Each pass has identical controls:

Control Description
Pipeline ASR backend (Balanced, Fast, Faster, Qwen3-ASR, ChronosJAV, etc.)
Sensitivity Detection threshold (Aggressive, Balanced, Conservative)
Scene Detector How to split audio into scenes (Auditok, Silero, Semantic, None)
Speech Enhancer Audio preprocessing (None, FFmpeg DSP, ClearVoice, BS-RoFormer)
Speech Segmenter Voice activity detection within scenes (Silero, TEN, None)
Model Which model to use (pipeline-dependent)

Click Customize on any pass for fine-grained parameter control.


Merge Strategies

Strategy Best For
Pass 1 Primary When Pass 1 is your trusted baseline — fills gaps from Pass 2
Smart Merge General use — selects the best subtitle from each pass using quality heuristics
Full Merge Maximum coverage — combines all subtitles, resolves overlaps
Longest Picks the longer (more detailed) subtitle when passes overlap
Pass 2 Primary When Pass 2 is your trusted baseline
Overlap 30% Conservative merge — requires 30% time overlap before merging

Recommended Combo

Balanced (Pass 1) + Qwen3-ASR (Pass 2) + Smart Merge is a strong default for most content.

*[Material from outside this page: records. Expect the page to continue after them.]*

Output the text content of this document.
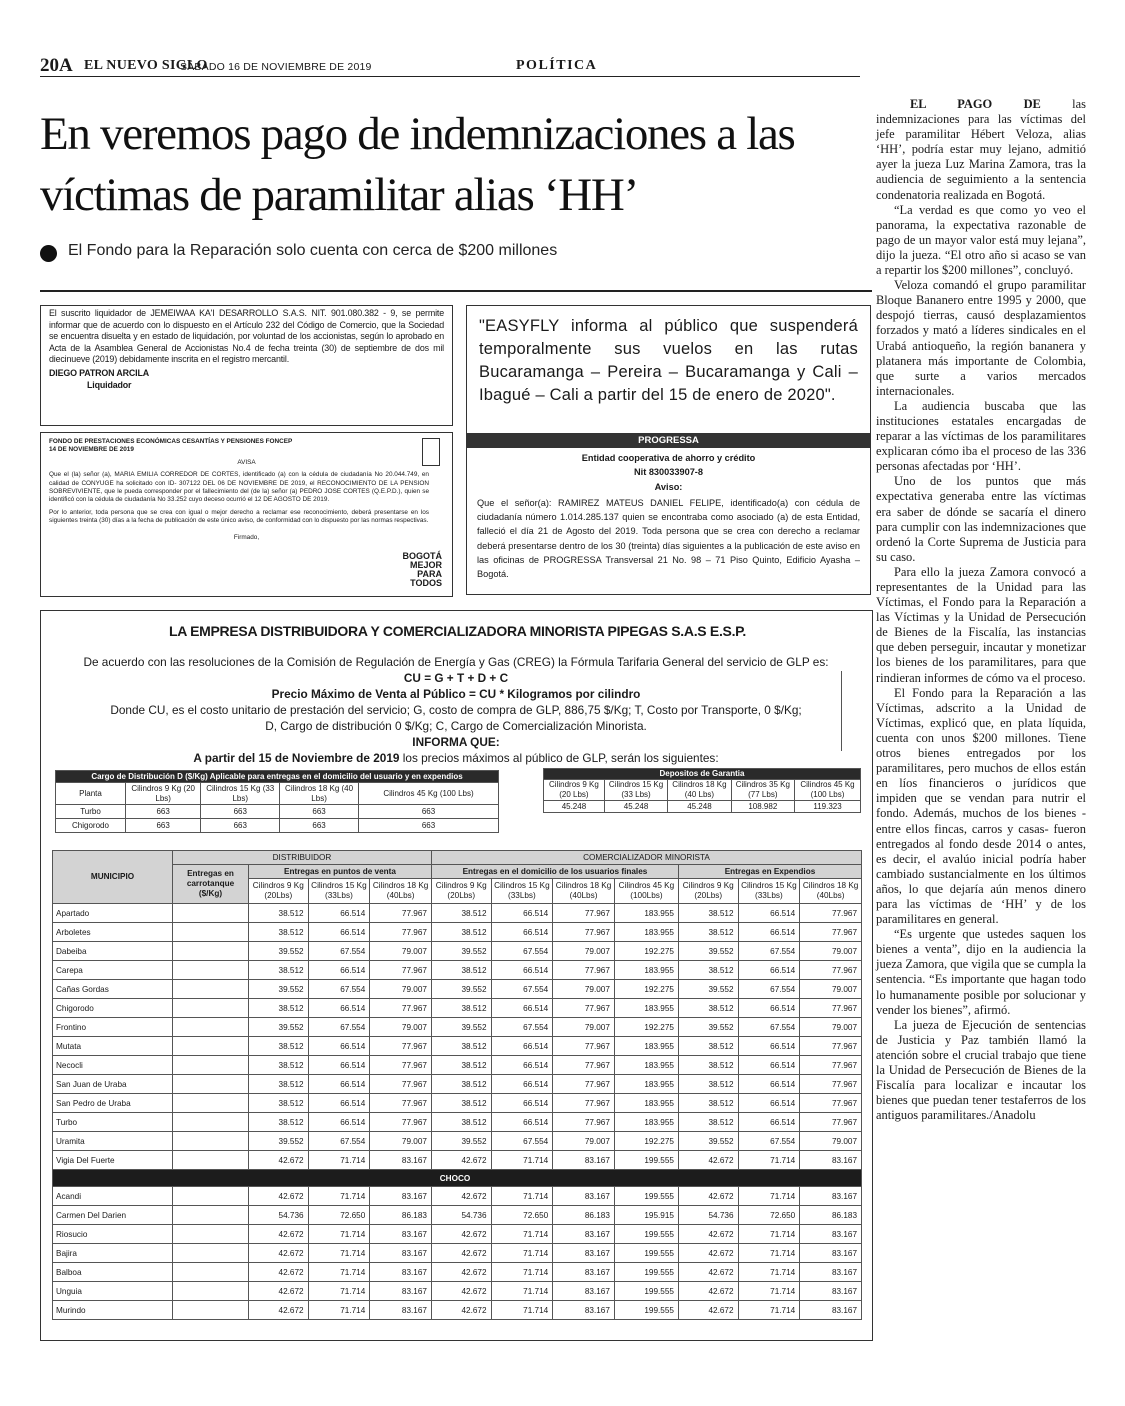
20A EL NUEVO SIGLO
SÁBADO 16 DE NOVIEMBRE DE 2019	POLÍTICA
En veremos pago de indemnizaciones a las víctimas de paramilitar alias ‘HH’
El Fondo para la Reparación solo cuenta con cerca de $200 millones

EL PAGO DE las indemnizaciones para las víctimas del jefe paramilitar Hébert Veloza, alias ‘HH’, podría estar muy lejano, admitió ayer la jueza Luz Marina Zamora, tras la audiencia de seguimiento a la sentencia condenatoria realizada en Bogotá.

“La verdad es que como yo veo el panorama, la expectativa razonable de pago de un mayor valor está muy lejana”, dijo la jueza. “El otro año si acaso se van a repartir los $200 millones”, concluyó.

Veloza comandó el grupo paramilitar Bloque Bananero entre 1995 y 2000, que despojó tierras, causó desplazamientos forzados y mató a líderes sindicales en el Urabá antioqueño, la región bananera y platanera más importante de Colombia, que surte a varios mercados internacionales.

La audiencia buscaba que las instituciones estatales encargadas de reparar a las víctimas de los paramilitares explicaran cómo iba el proceso de las 336 personas afectadas por ‘HH’.

Uno de los puntos que más expectativa generaba entre las víctimas era saber de dónde se sacaría el dinero para cumplir con las indemnizaciones que ordenó la Corte Suprema de Justicia para su caso.

Para ello la jueza Zamora convocó a representantes de la Unidad para las Víctimas, el Fondo para la Reparación a las Víctimas y la Unidad de Persecución de Bienes de la Fiscalía, las instancias que deben perseguir, incautar y monetizar los bienes de los paramilitares, para que rindieran informes de cómo va el proceso.

El Fondo para la Reparación a las Víctimas, adscrito a la Unidad de Víctimas, explicó que, en plata líquida, cuenta con unos $200 millones. Tiene otros bienes entregados por los paramilitares, pero muchos de ellos están en líos financieros o jurídicos que impiden que se vendan para nutrir el fondo. Además, muchos de los bienes -entre ellos fincas, carros y casas- fueron entregados al fondo desde 2014 o antes, es decir, el avalúo inicial podría haber cambiado sustancialmente en los últimos años, lo que dejaría aún menos dinero para las víctimas de ‘HH’ y de los paramilitares en general.

“Es urgente que ustedes saquen los bienes a venta”, dijo en la audiencia la jueza Zamora, que vigila que se cumpla la sentencia. “Es importante que hagan todo lo humanamente posible por solucionar y vender los bienes”, afirmó.

La jueza de Ejecución de sentencias de Justicia y Paz también llamó la atención sobre el crucial trabajo que tiene la Unidad de Persecución de Bienes de la Fiscalía para localizar e incautar los bienes que puedan tener testaferros de los antiguos paramilitares./Anadolu

El suscrito liquidador de JEMEIWAA KA'I DESARROLLO S.A.S. NIT. 901.080.382 - 9, se permite informar que de acuerdo con lo dispuesto en el Artículo 232 del Código de Comercio, que la Sociedad se encuentra disuelta y en estado de liquidación, por voluntad de los accionistas, según lo aprobado en Acta de la Asamblea General de Accionistas No.4 de fecha treinta (30) de septiembre de dos mil diecinueve (2019) debidamente inscrita en el registro mercantil.
DIEGO PATRON ARCILA
Liquidador
"EASYFLY informa al público que suspenderá temporalmente sus vuelos en las rutas Bucaramanga – Pereira – Bucaramanga y Cali – Ibagué – Cali a partir del 15 de enero de 2020".
FONDO DE PRESTACIONES ECONÓMICAS CESANTÍAS Y PENSIONES FONCEP
14 DE NOVIEMBRE DE 2019
AVISA
Que el (la) señor (a), MARIA EMILIA CORREDOR DE CORTES, identificado (a) con la cédula de ciudadanía No 20.044.749, en calidad de CONYUGE ha solicitado con ID- 307122 DEL 06 DE NOVIEMBRE DE 2019, el RECONOCIMIENTO DE LA PENSION SOBREVIVIENTE, que le pueda corresponder por el fallecimiento del (de la) señor (a) PEDRO JOSE CORTES (Q.E.P.D.), quien se identificó con la cédula de ciudadanía No 33.252 cuyo deceso ocurrió el 12 DE AGOSTO DE 2019.
Por lo anterior, toda persona que se crea con igual o mejor derecho a reclamar ese reconocimiento, deberá presentarse en los siguientes treinta (30) días a la fecha de publicación de este único aviso, de conformidad con lo dispuesto por las normas respectivas.
Firmado,
BOGOTÁ MEJOR PARA TODOS
PROGRESSA
Entidad cooperativa de ahorro y crédito
Nit 830033907-8
Aviso:
Que el señor(a): RAMIREZ MATEUS DANIEL FELIPE, identificado(a) con cédula de ciudadanía número 1.014.285.137 quien se encontraba como asociado (a) de esta Entidad, falleció el día 21 de Agosto del 2019. Toda persona que se crea con derecho a reclamar deberá presentarse dentro de los 30 (treinta) días siguientes a la publicación de este aviso en las oficinas de PROGRESSA Transversal 21 No. 98 – 71 Piso Quinto, Edificio Ayasha – Bogotá.
LA EMPRESA DISTRIBUIDORA Y COMERCIALIZADORA MINORISTA PIPEGAS S.A.S E.S.P.
De acuerdo con las resoluciones de la Comisión de Regulación de Energía y Gas (CREG) la Fórmula Tarifaria General del servicio de GLP es:
CU = G + T + D + C
Precio Máximo de Venta al Público = CU * Kilogramos por cilindro
Donde CU, es el costo unitario de prestación del servicio; G, costo de compra de GLP, 886,75 $/Kg; T, Costo por Transporte, 0 $/Kg;
D, Cargo de distribución 0 $/Kg; C, Cargo de Comercialización Minorista.
INFORMA QUE:
A partir del 15 de Noviembre de 2019 los precios máximos al público de GLP, serán los siguientes:
Cargo de Distribución D ($/Kg) Aplicable para entregas en el domicilio del usuario y en expendios				
Planta	Cilindros 9 Kg (20 Lbs)	Cilindros 15 Kg (33 Lbs)	Cilindros 18 Kg (40 Lbs)	Cilindros 45 Kg (100 Lbs)
Turbo	663	663	663	663
Chigorodo	663	663	663	663
Depositos de Garantia				
Cilindros 9 Kg (20 Lbs)	Cilindros 15 Kg (33 Lbs)	Cilindros 18 Kg (40 Lbs)	Cilindros 35 Kg (77 Lbs)	Cilindros 45 Kg (100 Lbs)
45.248	45.248	45.248	108.982	119.323
MUNICIPIO	DISTRIBUIDOR				COMERCIALIZADOR MINORISTA						
	Entregas en carrotanque ($/Kg)	Entregas en puntos de venta			Entregas en el domicilio de los usuarios finales				Entregas en Expendios		
		Cilindros 9 Kg (20Lbs)	Cilindros 15 Kg (33Lbs)	Cilindros 18 Kg (40Lbs)	Cilindros 9 Kg (20Lbs)	Cilindros 15 Kg (33Lbs)	Cilindros 18 Kg (40Lbs)	Cilindros 45 Kg (100Lbs)	Cilindros 9 Kg (20Lbs)	Cilindros 15 Kg (33Lbs)	Cilindros 18 Kg (40Lbs)
Apartado		38.512	66.514	77.967	38.512	66.514	77.967	183.955	38.512	66.514	77.967
Arboletes		38.512	66.514	77.967	38.512	66.514	77.967	183.955	38.512	66.514	77.967
Dabeiba		39.552	67.554	79.007	39.552	67.554	79.007	192.275	39.552	67.554	79.007
Carepa		38.512	66.514	77.967	38.512	66.514	77.967	183.955	38.512	66.514	77.967
Cañas Gordas		39.552	67.554	79.007	39.552	67.554	79.007	192.275	39.552	67.554	79.007
Chigorodo		38.512	66.514	77.967	38.512	66.514	77.967	183.955	38.512	66.514	77.967
Frontino		39.552	67.554	79.007	39.552	67.554	79.007	192.275	39.552	67.554	79.007
Mutata		38.512	66.514	77.967	38.512	66.514	77.967	183.955	38.512	66.514	77.967
Necocli		38.512	66.514	77.967	38.512	66.514	77.967	183.955	38.512	66.514	77.967
San Juan de Uraba		38.512	66.514	77.967	38.512	66.514	77.967	183.955	38.512	66.514	77.967
San Pedro de Uraba		38.512	66.514	77.967	38.512	66.514	77.967	183.955	38.512	66.514	77.967
Turbo		38.512	66.514	77.967	38.512	66.514	77.967	183.955	38.512	66.514	77.967
Uramita		39.552	67.554	79.007	39.552	67.554	79.007	192.275	39.552	67.554	79.007
Vigia Del Fuerte		42.672	71.714	83.167	42.672	71.714	83.167	199.555	42.672	71.714	83.167
CHOCO											
Acandi		42.672	71.714	83.167	42.672	71.714	83.167	199.555	42.672	71.714	83.167
Carmen Del Darien		54.736	72.650	86.183	54.736	72.650	86.183	195.915	54.736	72.650	86.183
Riosucio		42.672	71.714	83.167	42.672	71.714	83.167	199.555	42.672	71.714	83.167
Bajira		42.672	71.714	83.167	42.672	71.714	83.167	199.555	42.672	71.714	83.167
Balboa		42.672	71.714	83.167	42.672	71.714	83.167	199.555	42.672	71.714	83.167
Unguia		42.672	71.714	83.167	42.672	71.714	83.167	199.555	42.672	71.714	83.167
Murindo		42.672	71.714	83.167	42.672	71.714	83.167	199.555	42.672	71.714	83.167
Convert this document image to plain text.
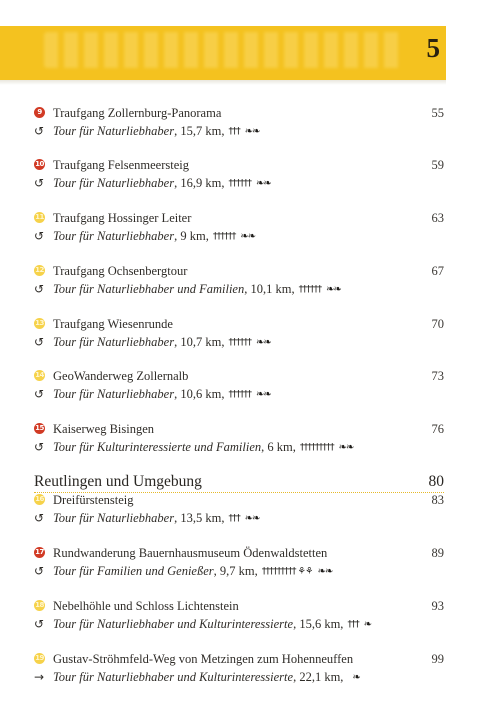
5
9 Traufgang Zollernburg-Panorama	55
↺ Tour für Naturliebhaber, 15,7 km, ††† ❧❧
10 Traufgang Felsenmeersteig	59
↺ Tour für Naturliebhaber, 16,9 km, †††††† ❧❧
11 Traufgang Hossinger Leiter	63
↺ Tour für Naturliebhaber, 9 km, †††††† ❧❧
12 Traufgang Ochsenbergtour	67
↺ Tour für Naturliebhaber und Familien, 10,1 km, †††††† ❧❧
13 Traufgang Wiesenrunde	70
↺ Tour für Naturliebhaber, 10,7 km, †††††† ❧❧
14 GeoWanderweg Zollernalb	73
↺ Tour für Naturliebhaber, 10,6 km, †††††† ❧❧
15 Kaiserweg Bisingen	76
↺ Tour für Kulturinteressierte und Familien, 6 km, ††††††††† ❧❧
Reutlingen und Umgebung	80
16 Dreifürstensteig	83
↺ Tour für Naturliebhaber, 13,5 km, ††† ❧❧
17 Rundwanderung Bauernhausmuseum Ödenwaldstetten	89
↺ Tour für Familien und Genießer, 9,7 km, ††††††††† ⚘⚘ ❧❧
18 Nebelhöhle und Schloss Lichtenstein	93
↺ Tour für Naturliebhaber und Kulturinteressierte, 15,6 km, ††† ❧
19 Gustav-Ströhmfeld-Weg von Metzingen zum Hohenneuffen	99
→ Tour für Naturliebhaber und Kulturinteressierte, 22,1 km, ❧
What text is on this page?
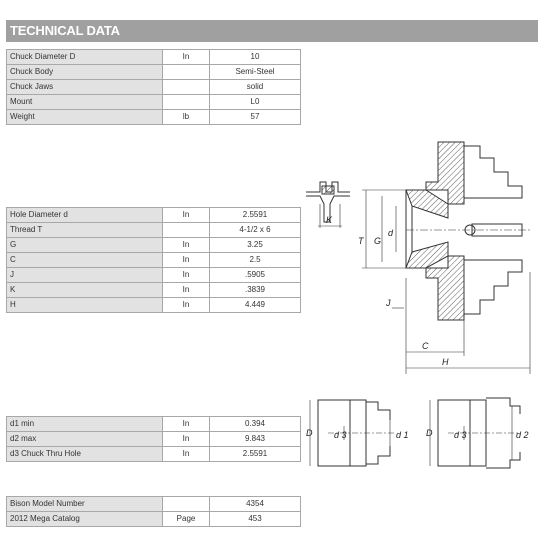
TECHNICAL DATA
Chuck Diameter D	In	10
Chuck Body		Semi-Steel
Chuck Jaws		solid
Mount		L0
Weight	lb	57
Hole Diameter d	In	2.5591
Thread T		4-1/2 x 6
G	In	3.25
C	In	2.5
J	In	.5905
K	In	.3839
H	In	4.449
d1 min	In	0.394
d2 max	In	9.843
d3 Chuck Thru Hole	In	2.5591
Bison Model Number		4354
2012 Mega Catalog	Page	453
K
T G
d
J
C
H
D d 3	d 1 D d 3	d 2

Serial vs Parallel Batch Mode

When processing multiple files in ensemble mode:

Mode Behavior
Parallel (default) All Pass 1 jobs run first, then all Pass 2, then all merges
Serial Each file completes fully (Pass 1 → Pass 2 → Merge) before the next starts

Serial mode is useful when you want to see results as they finish. Enable it with the Serial checkbox in the GUI or --ensemble-serial in CLI.


Presets

Save your ensemble configuration for reuse:

  1. Configure your passes, merge strategy, and parameters
  2. Click Save Preset
  3. Give it a name (e.g., "High Quality JAV", "Quick Anime")
  4. Load presets later from the preset dropdown

Presets save all pass configurations, merge strategy, and custom parameters. They persist across sessions.


Inline Translation

Check "AI-translate" after the merge strategy to automatically translate the merged output. Select your provider and model inline, or click the settings button for full configuration.